Still, it is the combine paintings that provide the most important leap. Too many underestimate just how significant of a shift took place when Rauschenberg removed the taxidermied angora goat and canvas of Monogram from the wall and then placed them on the floor (see the images above for each state of this piece). When the divide between painting and sculpture was abolished the categories for art were dismantled. For better or worse, art simply was art.


The juxtapositions of swaths of abstract expressionist paint with newspapers, magazine pages, taxidermied animals, and detritus from the street was only possible post-Cubism and post Duchamp’s Fountain. What made the combines so important was that they took all these objects of life and put them on display together, in relationship to each other. While Rauschenberg did not necessarily give clues as to why and how the elements of a given combine came together, he opened up a new type of interaction for the viewer.


Because of the more purely abstract and non-objective nature of much of the work of prior mid-century artists, a disconnect between the art and the viewer was on the rise. Both Rauschenberg and Johns are sometimes called Pre-Pop artists since they shared in the Pop artists’ goal of bringing representational imagery, or at least actual objects and recognizable symbols, back to the artwork. The viewer might not have liked the work, but she could relate to it on some level.


Art had long since ceased to be solely about the representation of images and objects, the retelling of a certain set of common stories and myths. These were still part of the equation, but art had the power to do something more than what a mere photographic snapshot could.
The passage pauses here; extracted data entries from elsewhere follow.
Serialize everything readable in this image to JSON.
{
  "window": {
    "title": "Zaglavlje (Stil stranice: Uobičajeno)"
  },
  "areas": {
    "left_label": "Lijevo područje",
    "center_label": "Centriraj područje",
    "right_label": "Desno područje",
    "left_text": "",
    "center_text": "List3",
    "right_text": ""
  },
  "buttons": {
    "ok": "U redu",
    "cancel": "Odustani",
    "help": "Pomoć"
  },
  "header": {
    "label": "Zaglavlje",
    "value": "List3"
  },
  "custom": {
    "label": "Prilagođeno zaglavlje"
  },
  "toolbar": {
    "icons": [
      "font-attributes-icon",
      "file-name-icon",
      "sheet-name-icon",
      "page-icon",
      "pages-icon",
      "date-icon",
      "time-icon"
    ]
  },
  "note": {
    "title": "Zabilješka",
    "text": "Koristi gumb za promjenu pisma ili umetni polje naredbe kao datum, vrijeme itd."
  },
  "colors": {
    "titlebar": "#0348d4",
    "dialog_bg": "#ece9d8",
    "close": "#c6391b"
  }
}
While those who were outsiders to the very insulated New York art world were scratching their heads concerning materials used by Rauschenberg (though one could ask why a stuffed goat is any less suited to becoming art than a ground mineral mixed with linseed oil, marble, or bronze) they were being offered a gift. Work by Rauschenberg is open to multiple interpretations. The viewer connects the dots and finds meaning in the piece herself. The viewer has to finish the process of communication by vigorously interacting with the work.


Viewing a large collection of the combine paintings together, as I had the opportunity to do at the Metropolitan Museum of Art in New York City in 2006, allows one to make even further connections. I had noticed back in 1997, while conducting research on the chance methods of Rauschenberg’s work, that there is an underlying grid system to much of it. What appears as haphazard applications of materials when one views a couple combines eventually shows order. John Cage, who had first influenced Rauschenberg to employ chance methods, also had to apply some types of structure to his musical compositions. You can push the boundaries but not break all the rules at once, otherwise the new "thing" created will not be related to its type (music, art, etc.)


This structural system can be seen going back further into Rauschenberg’s past. His all white, somewhat minimalist painting from the 1950s, 22 the Lily White, shows this grid quite clearly. Even photographs of his childhood bedroom and anecdotes from that period reveal that, early on, he was placing found objects in a grid of boxes and crates—categorizing the world around him.


Robert Rauschenberg understood limitations but did not acquiesce to them. He stands as not only a transitional figure in the evolution of twentieth century art, but as a model for artists of all generations. He helped define what was essential in an artwork and pushed past the traditional structures toward the transcendent elements.